Road improvements will once again be a priority in 2016 and the city will invest $1.14 million to make Selkirk streets better. Jemima Street will be resurfaced and water mains reconstructed from Manitoba to Queen; Sophia Street will be reconstructed and paved from Queen to the railway tracks; and detailed design plans for Manitoba from Main to Easton and Easton to Hwy. 9A will be completed. A Manitoba Avenue West road improvement plan will be developed and designs for the west end truck line and sewage lift station, to facilitate future growth to the west, will be undertaken.

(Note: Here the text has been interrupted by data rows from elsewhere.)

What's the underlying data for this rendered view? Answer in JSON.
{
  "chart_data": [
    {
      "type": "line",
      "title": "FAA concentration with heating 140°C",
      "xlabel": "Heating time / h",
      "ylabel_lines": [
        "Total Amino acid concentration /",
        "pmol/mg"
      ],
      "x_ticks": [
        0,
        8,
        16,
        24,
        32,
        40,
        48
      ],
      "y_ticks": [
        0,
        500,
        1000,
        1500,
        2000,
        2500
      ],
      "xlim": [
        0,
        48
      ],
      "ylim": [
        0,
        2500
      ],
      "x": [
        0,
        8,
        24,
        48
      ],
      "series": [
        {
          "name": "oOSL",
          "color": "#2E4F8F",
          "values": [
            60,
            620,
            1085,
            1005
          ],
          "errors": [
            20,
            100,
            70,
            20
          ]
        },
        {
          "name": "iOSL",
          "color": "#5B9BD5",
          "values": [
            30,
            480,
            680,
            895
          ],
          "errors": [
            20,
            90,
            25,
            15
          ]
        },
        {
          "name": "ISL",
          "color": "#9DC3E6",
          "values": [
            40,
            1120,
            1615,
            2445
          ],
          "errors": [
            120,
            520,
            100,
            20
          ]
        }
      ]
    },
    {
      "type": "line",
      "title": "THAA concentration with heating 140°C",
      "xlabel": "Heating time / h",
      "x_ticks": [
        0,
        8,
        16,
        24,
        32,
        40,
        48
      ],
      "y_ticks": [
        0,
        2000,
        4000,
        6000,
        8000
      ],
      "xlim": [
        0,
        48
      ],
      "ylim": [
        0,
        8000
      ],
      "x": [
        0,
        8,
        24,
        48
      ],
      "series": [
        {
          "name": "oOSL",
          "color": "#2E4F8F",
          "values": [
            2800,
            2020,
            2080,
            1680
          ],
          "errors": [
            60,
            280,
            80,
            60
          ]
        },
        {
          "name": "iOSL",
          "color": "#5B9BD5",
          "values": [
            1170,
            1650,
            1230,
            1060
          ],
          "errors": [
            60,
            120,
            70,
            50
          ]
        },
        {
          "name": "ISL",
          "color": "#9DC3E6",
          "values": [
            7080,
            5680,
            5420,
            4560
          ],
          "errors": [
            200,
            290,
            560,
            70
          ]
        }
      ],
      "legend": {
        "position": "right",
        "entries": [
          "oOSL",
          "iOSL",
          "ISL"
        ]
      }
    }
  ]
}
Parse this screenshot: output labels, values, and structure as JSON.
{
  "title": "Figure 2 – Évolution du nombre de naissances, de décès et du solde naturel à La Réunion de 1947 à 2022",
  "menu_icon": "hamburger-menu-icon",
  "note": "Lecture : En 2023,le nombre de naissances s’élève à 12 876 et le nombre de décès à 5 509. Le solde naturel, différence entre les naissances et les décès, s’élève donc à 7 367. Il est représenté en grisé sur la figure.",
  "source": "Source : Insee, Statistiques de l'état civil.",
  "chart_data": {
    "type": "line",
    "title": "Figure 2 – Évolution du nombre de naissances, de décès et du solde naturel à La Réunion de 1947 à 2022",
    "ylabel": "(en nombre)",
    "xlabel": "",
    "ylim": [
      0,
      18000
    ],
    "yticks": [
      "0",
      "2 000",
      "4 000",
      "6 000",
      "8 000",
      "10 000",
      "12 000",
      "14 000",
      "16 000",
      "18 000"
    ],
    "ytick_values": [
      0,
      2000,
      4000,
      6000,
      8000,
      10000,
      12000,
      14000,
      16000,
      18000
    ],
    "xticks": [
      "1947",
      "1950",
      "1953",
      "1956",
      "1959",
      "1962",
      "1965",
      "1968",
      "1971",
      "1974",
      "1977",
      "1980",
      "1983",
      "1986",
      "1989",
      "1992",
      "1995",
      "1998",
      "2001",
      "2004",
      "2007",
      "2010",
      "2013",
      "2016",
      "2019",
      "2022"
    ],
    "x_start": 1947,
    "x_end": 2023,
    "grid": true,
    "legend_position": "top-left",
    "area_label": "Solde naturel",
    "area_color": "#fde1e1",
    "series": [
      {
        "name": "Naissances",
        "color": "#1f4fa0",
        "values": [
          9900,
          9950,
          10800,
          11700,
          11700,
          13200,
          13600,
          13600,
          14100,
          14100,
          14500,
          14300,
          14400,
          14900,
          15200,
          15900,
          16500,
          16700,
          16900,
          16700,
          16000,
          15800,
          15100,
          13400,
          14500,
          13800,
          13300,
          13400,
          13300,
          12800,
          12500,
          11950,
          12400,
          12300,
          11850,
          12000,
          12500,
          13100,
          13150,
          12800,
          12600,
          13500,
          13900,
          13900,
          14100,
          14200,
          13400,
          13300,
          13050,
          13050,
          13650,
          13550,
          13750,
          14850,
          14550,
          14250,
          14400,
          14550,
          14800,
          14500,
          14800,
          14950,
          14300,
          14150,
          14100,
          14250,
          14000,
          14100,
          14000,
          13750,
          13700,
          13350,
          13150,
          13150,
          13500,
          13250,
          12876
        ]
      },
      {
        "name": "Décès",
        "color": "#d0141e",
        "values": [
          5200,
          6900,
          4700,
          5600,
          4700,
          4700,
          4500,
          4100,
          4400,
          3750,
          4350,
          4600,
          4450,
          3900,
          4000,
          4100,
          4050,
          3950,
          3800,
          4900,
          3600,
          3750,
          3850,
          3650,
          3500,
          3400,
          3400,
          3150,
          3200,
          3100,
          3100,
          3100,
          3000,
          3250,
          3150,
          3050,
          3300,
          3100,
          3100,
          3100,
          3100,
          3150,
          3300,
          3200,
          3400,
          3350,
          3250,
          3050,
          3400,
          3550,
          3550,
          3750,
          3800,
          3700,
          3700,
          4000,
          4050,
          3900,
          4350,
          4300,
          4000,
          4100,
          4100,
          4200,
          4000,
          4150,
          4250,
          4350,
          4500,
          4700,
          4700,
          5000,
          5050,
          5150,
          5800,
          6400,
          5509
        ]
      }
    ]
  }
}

City of Selkirk CAO Duane Nicol said investment in the city’s infrastructure now is also an investment in Selkirk’s future. And, having dollars ready allows the city to capitalize on provincial and federal dollars when they become available.
“We continue to increase the investments we are making into our aging infrastructure to slow the growth in disrepair. We will make the best use possible of every federal and provincial grant available to us,” Nicol said.
“We are investing in new infrastructure, which is opening new opportunities for commercial, industrial and residential growth. Encouraging efficient and cost-effective growth will expand our tax base with minimal growth in annual city expenses.”
Budget 2016 also invests $440,000 in the city’s recreational infrastructure and the Rec Complex, Selkirk Park, including the campground and pool. The Waterfront and the community trails will also see improvements.
The Rec Complex will become more energy efficient and its lobby will be upgraded making it more comfortable for users. The outside parking lot stairs will also be replaced. The pool enhancement project will be completed and the campground showers remodelled. Additional funds will go into The Waterfront events budget, slip dock cover replacement work will continue and a budget will be established for the community trails.
Internal infrastructure includes the processes and programs that help the city run smoothly, but the most important internal infrastructure is the city’s people.
“We continue to invest in our No. 1 asset, our people,” Nicol said.
“The city is best served when it has an engaged, well-trained, talented and innovative civil service. We will continue to invest in staff skill development and leadership training. We will also continue to invest in improvements to our technology, ensuring our people have the tools they need to deliver quality municipal services.”
The city will invest $100,000 in capital asset management software, which will help manage the city’s massive asset inventory. The software features cutting-edge modelling and predicative applications that help in planning future infrastructure works and the investment and debt systems that will help fund future projects.
A new and improved city website was launched in 2015 and in 2016 more investments will be made to make the site even more user friendly. The city will re-evaluate its organizational structure and realign and provide new resources in key areas.
“These changes will help us build the municipal government we need to maintain our current momentum and support a larger, more vibrant Selkirk in the future,” Nicol said.
The city is also working to improve planning and development strategies. Council is redeveloping its zoning bylaw and creating the Annie West Development Plan that will support its efforts to build a more modern, cost-efficient urban community. Better land use and progressive practices will build a more sustainable community and growth, along with diversity of the city tax base, will keep new infrastructure and operating costs to a minimum.